Any person not a citizen or national of the United States.                            


Asylee (Refugee)        

An alien may qualify for refugee status if the alien has a well-founded fear of persecution due to race, religion, nationality, membership in a particular social group, or political opinion if returned to the home country or country of last permanent residence. The alien may stay in the U.S. as long as expulsion would put them at risk, unless he or she meets one of the grounds for loss of status. Refugee status is adjudicated while the person is outside the U.S.; asylee status is adjudicated while the person is in the U.S.                         


CBP – U.S. Customs and Border Protection            

An agency of the Department of Homeland Security, CBP prevents the illegal entry of people and goods while supporting travel and trade.                        


Conditional Permanent Resident      

Conditional permanent residents include alien spouses and their children who applied for permanent resident status based on a qualifying marriage to a LPR or a citizen.  Conditional status expires on the second anniversary of obtaining such status unless the alien and his or her spouse have jointly applied for permanent resident status prior to that time.                                


Crime Victim or Witness (U visas)    

The U visa is available to persons in the U.S. as undocumented aliens who meet the following requirements: 

  • has suffered severe physical or mental abuse as victim of criminal activity;
  • has been, is being, or is likely to be helpful to a federal, state, or local investigation of the criminal abuse;
  • has certification from a federal, state or local judge, prosecutor, law enforcement officer, or other justice official involved in prosecuting the activity that he or she has been, is being, or is likely to be helpful to a federal, state, or local investigation of the criminal abuse.


EOIR – Executive Office for Immigration Review  

The Executive Office for Immigration Review (EOIR) conducts immigration court proceedings, appellate reviews, and administrative hearings.                          


ICE – U.S. Immigration and Customs Enforcement          

Investigative arm of the Department of Homeland Security, ICE enforces federal laws governing border control, customs, trade, and immigration.


Lawful Permanent Resident (LPR)  

LPRs are also known as green card holders.

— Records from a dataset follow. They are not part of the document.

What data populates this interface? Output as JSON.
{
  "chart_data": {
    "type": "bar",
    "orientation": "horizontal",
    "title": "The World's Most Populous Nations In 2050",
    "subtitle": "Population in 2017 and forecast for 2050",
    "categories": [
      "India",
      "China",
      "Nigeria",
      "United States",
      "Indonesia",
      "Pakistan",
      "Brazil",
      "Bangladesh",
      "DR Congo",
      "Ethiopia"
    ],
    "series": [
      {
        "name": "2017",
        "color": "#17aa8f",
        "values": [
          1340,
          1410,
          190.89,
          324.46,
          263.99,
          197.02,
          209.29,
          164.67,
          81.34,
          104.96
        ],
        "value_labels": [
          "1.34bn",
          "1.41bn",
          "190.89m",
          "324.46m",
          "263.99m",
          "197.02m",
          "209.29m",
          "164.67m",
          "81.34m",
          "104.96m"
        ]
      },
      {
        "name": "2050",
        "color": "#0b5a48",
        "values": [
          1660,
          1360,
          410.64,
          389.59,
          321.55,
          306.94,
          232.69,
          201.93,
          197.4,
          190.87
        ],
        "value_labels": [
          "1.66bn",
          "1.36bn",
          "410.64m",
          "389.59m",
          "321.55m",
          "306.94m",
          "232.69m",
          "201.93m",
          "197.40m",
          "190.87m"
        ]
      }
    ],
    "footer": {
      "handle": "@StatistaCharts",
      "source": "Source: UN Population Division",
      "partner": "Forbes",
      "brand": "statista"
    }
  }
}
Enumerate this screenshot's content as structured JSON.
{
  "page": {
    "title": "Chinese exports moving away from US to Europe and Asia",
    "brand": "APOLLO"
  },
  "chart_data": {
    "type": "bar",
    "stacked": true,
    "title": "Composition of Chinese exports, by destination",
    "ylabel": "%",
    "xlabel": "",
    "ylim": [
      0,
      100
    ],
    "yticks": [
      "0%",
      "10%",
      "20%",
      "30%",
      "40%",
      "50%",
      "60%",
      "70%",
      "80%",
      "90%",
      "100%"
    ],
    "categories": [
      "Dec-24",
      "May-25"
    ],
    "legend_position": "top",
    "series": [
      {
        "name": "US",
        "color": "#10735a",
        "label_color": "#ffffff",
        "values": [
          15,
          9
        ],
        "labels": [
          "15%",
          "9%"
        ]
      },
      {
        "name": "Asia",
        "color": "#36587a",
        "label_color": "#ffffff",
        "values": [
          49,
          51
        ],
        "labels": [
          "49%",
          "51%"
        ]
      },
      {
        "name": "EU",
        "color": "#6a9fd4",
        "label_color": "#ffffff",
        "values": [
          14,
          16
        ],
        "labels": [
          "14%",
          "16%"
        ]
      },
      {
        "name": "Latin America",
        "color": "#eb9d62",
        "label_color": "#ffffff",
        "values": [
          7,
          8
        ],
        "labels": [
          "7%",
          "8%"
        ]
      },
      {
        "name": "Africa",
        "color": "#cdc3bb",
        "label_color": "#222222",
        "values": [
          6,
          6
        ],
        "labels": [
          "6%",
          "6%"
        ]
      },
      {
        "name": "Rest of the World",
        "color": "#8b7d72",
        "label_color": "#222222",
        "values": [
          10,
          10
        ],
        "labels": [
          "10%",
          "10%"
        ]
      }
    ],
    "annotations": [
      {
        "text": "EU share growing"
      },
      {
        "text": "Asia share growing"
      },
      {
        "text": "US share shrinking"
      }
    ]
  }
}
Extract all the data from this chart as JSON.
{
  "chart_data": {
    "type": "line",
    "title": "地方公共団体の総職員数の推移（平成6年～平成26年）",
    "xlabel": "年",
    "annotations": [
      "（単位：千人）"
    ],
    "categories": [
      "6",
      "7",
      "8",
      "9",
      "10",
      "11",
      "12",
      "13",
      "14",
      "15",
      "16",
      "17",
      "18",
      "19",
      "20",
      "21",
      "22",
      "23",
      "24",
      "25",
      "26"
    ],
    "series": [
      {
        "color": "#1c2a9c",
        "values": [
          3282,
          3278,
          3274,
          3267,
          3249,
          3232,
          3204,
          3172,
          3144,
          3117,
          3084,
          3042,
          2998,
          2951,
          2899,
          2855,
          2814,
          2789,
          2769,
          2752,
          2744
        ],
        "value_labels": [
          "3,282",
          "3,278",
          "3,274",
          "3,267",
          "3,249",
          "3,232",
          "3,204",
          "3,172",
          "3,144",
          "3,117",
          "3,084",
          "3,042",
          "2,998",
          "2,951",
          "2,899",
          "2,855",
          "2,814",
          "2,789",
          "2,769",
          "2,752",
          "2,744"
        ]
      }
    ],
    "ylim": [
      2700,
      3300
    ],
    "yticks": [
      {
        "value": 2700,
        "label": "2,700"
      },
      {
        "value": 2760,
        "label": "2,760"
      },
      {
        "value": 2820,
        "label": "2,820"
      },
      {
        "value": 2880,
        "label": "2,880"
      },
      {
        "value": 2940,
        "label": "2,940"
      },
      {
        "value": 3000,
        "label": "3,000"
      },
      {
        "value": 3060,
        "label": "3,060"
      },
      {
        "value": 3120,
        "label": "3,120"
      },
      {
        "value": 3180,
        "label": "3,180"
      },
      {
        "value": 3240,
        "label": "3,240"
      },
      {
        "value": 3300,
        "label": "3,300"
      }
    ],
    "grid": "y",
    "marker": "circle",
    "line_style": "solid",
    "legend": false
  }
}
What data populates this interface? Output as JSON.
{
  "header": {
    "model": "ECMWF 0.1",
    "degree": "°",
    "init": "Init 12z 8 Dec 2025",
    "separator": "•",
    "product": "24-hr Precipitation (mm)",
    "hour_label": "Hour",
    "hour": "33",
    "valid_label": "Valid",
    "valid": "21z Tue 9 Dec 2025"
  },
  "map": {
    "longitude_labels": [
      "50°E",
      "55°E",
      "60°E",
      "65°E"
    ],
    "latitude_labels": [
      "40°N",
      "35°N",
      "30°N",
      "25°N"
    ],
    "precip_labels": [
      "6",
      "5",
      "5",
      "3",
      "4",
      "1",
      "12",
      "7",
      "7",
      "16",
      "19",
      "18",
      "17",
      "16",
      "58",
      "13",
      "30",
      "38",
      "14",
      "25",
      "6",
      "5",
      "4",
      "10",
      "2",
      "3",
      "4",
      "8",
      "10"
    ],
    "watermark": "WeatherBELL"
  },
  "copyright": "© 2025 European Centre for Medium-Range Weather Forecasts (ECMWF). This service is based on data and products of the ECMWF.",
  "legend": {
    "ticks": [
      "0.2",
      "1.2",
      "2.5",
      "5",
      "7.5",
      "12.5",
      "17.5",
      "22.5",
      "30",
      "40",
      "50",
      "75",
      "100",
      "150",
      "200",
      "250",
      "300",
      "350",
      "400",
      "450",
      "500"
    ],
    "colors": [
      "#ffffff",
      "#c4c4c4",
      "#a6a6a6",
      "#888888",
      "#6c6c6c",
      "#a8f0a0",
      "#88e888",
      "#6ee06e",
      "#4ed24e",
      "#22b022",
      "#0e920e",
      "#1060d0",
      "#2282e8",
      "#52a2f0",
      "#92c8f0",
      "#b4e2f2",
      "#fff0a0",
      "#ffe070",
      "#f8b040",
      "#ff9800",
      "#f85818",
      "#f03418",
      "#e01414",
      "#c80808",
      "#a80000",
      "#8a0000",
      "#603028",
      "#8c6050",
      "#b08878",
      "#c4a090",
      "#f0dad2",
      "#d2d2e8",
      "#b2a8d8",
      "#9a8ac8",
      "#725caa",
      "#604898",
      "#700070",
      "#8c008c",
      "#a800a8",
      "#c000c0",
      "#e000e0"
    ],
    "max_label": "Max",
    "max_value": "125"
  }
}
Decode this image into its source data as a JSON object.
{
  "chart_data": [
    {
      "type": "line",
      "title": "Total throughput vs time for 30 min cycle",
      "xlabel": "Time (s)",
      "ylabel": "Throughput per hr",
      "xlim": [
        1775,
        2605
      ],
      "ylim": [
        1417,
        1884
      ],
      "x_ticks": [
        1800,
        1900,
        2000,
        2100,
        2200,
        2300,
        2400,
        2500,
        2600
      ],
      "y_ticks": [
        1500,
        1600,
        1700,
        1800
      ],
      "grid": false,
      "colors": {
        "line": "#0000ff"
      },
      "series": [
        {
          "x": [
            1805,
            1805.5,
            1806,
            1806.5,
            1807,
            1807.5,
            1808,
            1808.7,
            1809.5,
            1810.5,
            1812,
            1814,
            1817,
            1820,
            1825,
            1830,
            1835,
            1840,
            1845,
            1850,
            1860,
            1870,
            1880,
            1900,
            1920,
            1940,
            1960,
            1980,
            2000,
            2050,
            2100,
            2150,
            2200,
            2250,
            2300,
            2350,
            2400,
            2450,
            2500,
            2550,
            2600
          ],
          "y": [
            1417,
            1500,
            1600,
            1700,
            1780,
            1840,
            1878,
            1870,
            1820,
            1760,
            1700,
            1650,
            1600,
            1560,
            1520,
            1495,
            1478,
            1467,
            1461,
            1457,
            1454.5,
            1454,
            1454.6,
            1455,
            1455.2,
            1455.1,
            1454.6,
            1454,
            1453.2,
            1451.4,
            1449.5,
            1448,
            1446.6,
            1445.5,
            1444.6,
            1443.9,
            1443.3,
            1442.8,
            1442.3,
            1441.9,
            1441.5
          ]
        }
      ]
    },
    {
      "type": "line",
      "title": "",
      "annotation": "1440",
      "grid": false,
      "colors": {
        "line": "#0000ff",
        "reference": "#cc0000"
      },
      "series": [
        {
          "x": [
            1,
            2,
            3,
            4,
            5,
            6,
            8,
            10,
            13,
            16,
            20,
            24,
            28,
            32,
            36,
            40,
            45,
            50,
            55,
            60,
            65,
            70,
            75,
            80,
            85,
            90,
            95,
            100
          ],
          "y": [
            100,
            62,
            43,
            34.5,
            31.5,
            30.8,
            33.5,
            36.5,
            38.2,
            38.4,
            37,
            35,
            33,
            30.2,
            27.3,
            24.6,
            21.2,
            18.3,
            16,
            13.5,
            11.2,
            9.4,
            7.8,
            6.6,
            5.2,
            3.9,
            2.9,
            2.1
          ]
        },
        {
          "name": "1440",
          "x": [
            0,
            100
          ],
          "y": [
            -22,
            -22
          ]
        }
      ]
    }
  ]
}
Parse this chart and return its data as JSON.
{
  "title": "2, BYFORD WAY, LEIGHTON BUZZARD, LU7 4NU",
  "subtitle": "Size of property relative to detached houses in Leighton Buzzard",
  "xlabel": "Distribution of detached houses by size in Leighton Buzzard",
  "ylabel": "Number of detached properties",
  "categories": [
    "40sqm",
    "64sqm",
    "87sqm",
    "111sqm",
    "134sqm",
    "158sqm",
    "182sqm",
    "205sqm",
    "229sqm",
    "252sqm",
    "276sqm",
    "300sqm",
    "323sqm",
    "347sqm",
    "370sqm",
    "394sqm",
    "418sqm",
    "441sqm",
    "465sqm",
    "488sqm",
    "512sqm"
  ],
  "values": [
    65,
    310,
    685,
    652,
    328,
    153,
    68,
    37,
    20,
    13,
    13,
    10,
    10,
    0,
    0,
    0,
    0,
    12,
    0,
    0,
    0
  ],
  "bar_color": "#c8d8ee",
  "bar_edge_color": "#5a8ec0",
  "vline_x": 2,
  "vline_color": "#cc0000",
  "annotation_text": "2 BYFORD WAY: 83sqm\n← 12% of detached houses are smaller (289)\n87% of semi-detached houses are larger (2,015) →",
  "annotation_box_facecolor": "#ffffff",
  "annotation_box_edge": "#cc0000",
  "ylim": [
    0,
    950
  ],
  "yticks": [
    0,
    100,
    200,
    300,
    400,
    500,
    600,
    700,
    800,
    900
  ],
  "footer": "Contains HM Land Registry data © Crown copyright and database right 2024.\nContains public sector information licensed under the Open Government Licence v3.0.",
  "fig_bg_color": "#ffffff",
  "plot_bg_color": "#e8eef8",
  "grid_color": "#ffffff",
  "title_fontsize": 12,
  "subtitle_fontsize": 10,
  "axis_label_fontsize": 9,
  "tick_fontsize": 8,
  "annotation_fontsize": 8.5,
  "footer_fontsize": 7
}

LPR status allows an alien to live and work permanently in the U.S.


Naturalized Citizen    

Aliens who acquire citizenship through naturalization. Naturalization is the way U.S. citizenship is granted to a foreign citizen or national after he or she fulfills the requirements established by Congress in the Immigration and Nationality Act (INA).                        


Special Immigrant Juvenile Status (SIJS)   

Special immigrant juvenile status is available to an unmarried alien under age 21 who is under juvenile court jurisdiction and for whom a juvenile court has made these findings:

  • (1) the child has been declared dependent on the court or the court has placed the child in the custody of a state agency, individual, or entity appointed by a state or juvenile court;
  • (2) the child’s reunification with one or both parents is not viable due to abuse, neglect, abandonment, or a similar basis under state law; and 
  • (3) the child’s best interest would not be served by being returned to his/her country of origin.


Temporary Protected Status (TPS)   

The Secretary of Homeland Security may designate a foreign country for TPS due to conditions that temporarily prevent the country’s nationals from returning safely, or in certain circumstances, where the country is unable to handle the return of its nationals adequately.                        


Victims of Human Trafficking (T visas)       

The T visa is available for victims of human trafficking who meet the following requirements:

  • The person is the victim of severe trafficking
  • The person is helping investigating or prosecuting traffickers


Violence Against Woment Act (VAWA)       

The Violence Against Women Act (VAWA) allows battered immigrants to petition for legal status in the United States without relying on abusive U.S. citizen or legal permanent resident spouses, parents or children to sponsor their Adjustment of Status (Form I-485) applications.